US Securities and Exchange Commission - VALIC

SEC Provides Conditional Regulatory Relief and Assistance for Companies Affected by the Coronavirus Disease 2019 (COVID-19)

SEC - Regulatory ReliefWashington D.C., March 4, 2020 —Today, the Securities and Exchange Commission announced that it is providing conditional regulatory relief for certain publicly traded company filing obligations under the federal securities laws. The impacts of the coronavirus may present challenges for certain companies that are required to provide information to trading markets, shareholders, and the SEC. These companies may include U.S. companies located in the affected areas, as well as companies with operations in those regions.

To address potential compliance issues, the Commission has issued an order that, subject to certain conditions, provides publicly traded companies with an additional 45 days to file certain disclosure reports that would otherwise have been due between March 1 and April 30, 2020. Among other conditions, companies must convey through a current report a summary of why the relief is needed in their particular circumstances. The Commission may extend the time period for the relief, with any additional conditions it deems appropriate, or provide additional relief as circumstances warrant. Companies and their representatives are encouraged to contact SEC staff with questions or matters of particular concern.

Jay Clayton, SEC Chairman
Jay Clayton, SEC Chairman

SEC Chairman Jay Clayton noted, “The health and safety of all participants in our markets is of paramount importance. While timely public filing of Exchange Act reports is a cornerstone of well-functioning markets, we recognize that this situation may prevent certain issuers from compiling these reports within required timeframes.”
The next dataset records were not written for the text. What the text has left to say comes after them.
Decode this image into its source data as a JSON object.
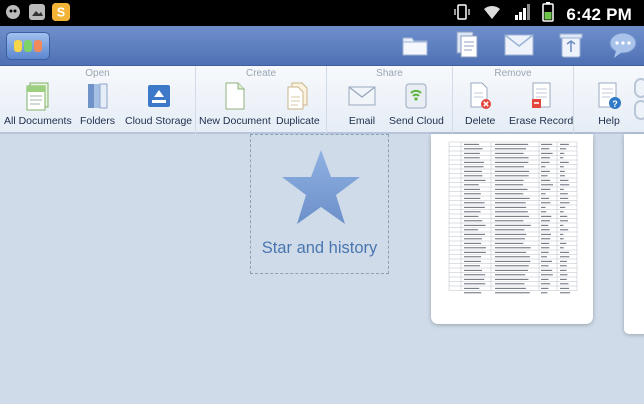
{
  "status_bar": {
    "time": "6:42 PM",
    "left_icons": [
      "android-icon",
      "gallery-icon",
      "s-app-icon"
    ],
    "right_icons": [
      "vibrate-icon",
      "wifi-icon",
      "signal-icon",
      "battery-icon"
    ]
  },
  "app_bar": {
    "logo": "app-logo",
    "actions": [
      "folder-icon",
      "documents-icon",
      "email-icon",
      "recycle-bin-icon",
      "chat-icon"
    ]
  },
  "ribbon": {
    "groups": [
      {
        "title": "Open",
        "buttons": [
          {
            "label": "All Documents",
            "icon": "all-documents-icon"
          },
          {
            "label": "Folders",
            "icon": "folders-icon"
          },
          {
            "label": "Cloud Storage",
            "icon": "cloud-storage-icon"
          }
        ]
      },
      {
        "title": "Create",
        "buttons": [
          {
            "label": "New Document",
            "icon": "new-document-icon"
          },
          {
            "label": "Duplicate",
            "icon": "duplicate-icon"
          }
        ]
      },
      {
        "title": "Share",
        "buttons": [
          {
            "label": "Email",
            "icon": "email-icon"
          },
          {
            "label": "Send Cloud",
            "icon": "send-cloud-icon"
          }
        ]
      },
      {
        "title": "Remove",
        "buttons": [
          {
            "label": "Delete",
            "icon": "delete-icon"
          },
          {
            "label": "Erase Record",
            "icon": "erase-record-icon"
          }
        ]
      },
      {
        "title": "",
        "buttons": [
          {
            "label": "Help",
            "icon": "help-icon"
          }
        ]
      }
    ]
  },
  "content": {
    "star_label": "Star and history"
  },
  "colors": {
    "background": "#cfdbe9",
    "appbar": "#5a7cbf",
    "star": "#7d9fd4",
    "label": "#4a76b0"
  }
}
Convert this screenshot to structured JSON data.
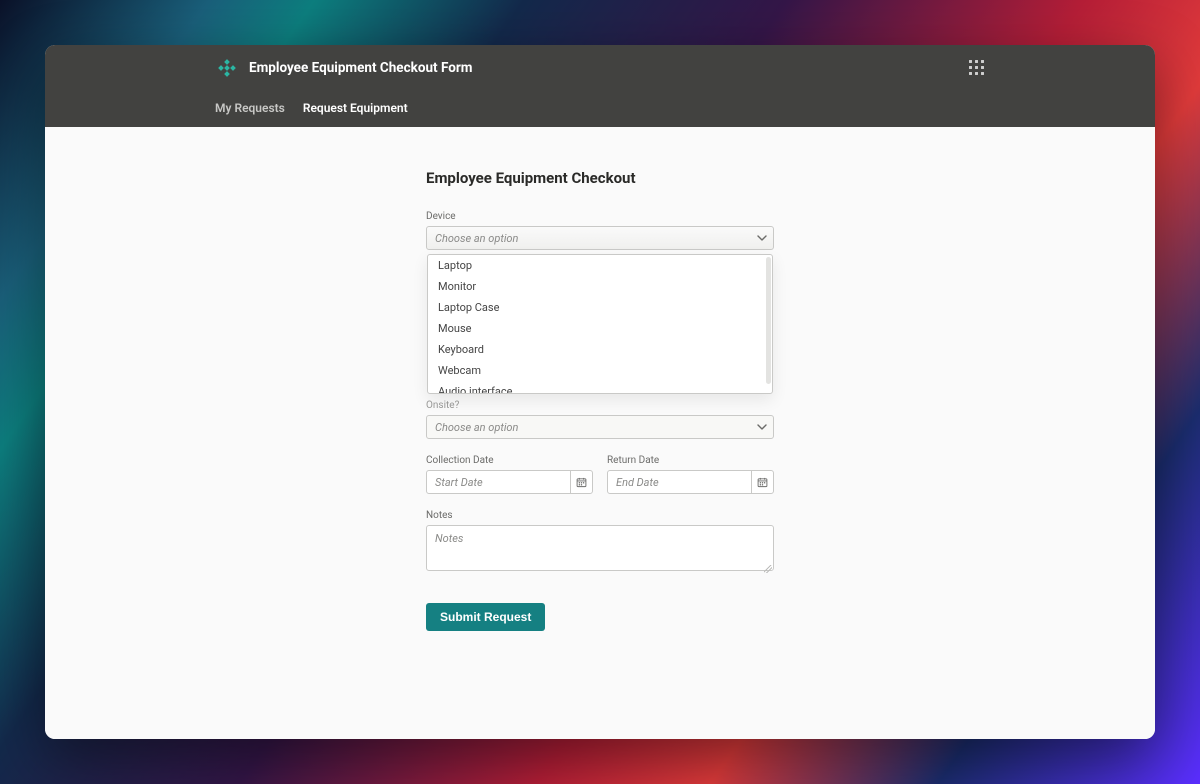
{
  "header": {
    "title": "Employee Equipment Checkout Form",
    "nav": {
      "my_requests": "My Requests",
      "request_equipment": "Request Equipment"
    }
  },
  "page": {
    "heading": "Employee Equipment Checkout"
  },
  "form": {
    "device": {
      "label": "Device",
      "placeholder": "Choose an option",
      "options": {
        "0": "Laptop",
        "1": "Monitor",
        "2": "Laptop Case",
        "3": "Mouse",
        "4": "Keyboard",
        "5": "Webcam",
        "6": "Audio interface"
      }
    },
    "onsite": {
      "label": "Onsite?",
      "placeholder": "Choose an option"
    },
    "collection_date": {
      "label": "Collection Date",
      "placeholder": "Start Date"
    },
    "return_date": {
      "label": "Return Date",
      "placeholder": "End Date"
    },
    "notes": {
      "label": "Notes",
      "placeholder": "Notes"
    },
    "submit_label": "Submit Request"
  },
  "icons": {
    "chevron_down": "chevron-down-icon",
    "calendar": "calendar-icon",
    "apps": "apps-grid-icon",
    "logo": "logo-icon"
  },
  "colors": {
    "accent": "#158082",
    "header_bg": "#424240"
  }
}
Chairman Clayton added, “We also remind all companies to provide investors with insight regarding their assessment of, and plans for addressing, material risks to their business and operations resulting from the coronavirus to the fullest extent practicable to keep investors and markets informed of material developments.  How companies plan and respond to the events as they unfold can be material to an investment decision, and I urge companies to work with their audit committees and auditors to ensure that their financial reporting, auditing and review processes are as robust as practicable in light of the circumstances in meeting the applicable requirements. Companies providing forward-looking information in an effort to keep investors informed about material developments, including known trends or uncertainties regarding coronavirus, can take steps to avail themselves of the safe harbor in Section 21E of the Exchange Act for forward-looking statements.”

In addition, the Division of Investment Management has issued a staff statement regarding certain in-person board voting requirements under the Investment Company Act of 1940, available here.

The SEC divisions and offices that oversee companies, accountants, investment advisers, mutual funds, brokerage firms, transfer agents, and other regulated entities and financial professionals will continue to closely track developments, and, if appropriate, consider additional relief from other regulatory requirements for those affected by the coronavirus. Entities and financial professionals affected by the coronavirus are encouraged to contact Commission staff with questions and concerns.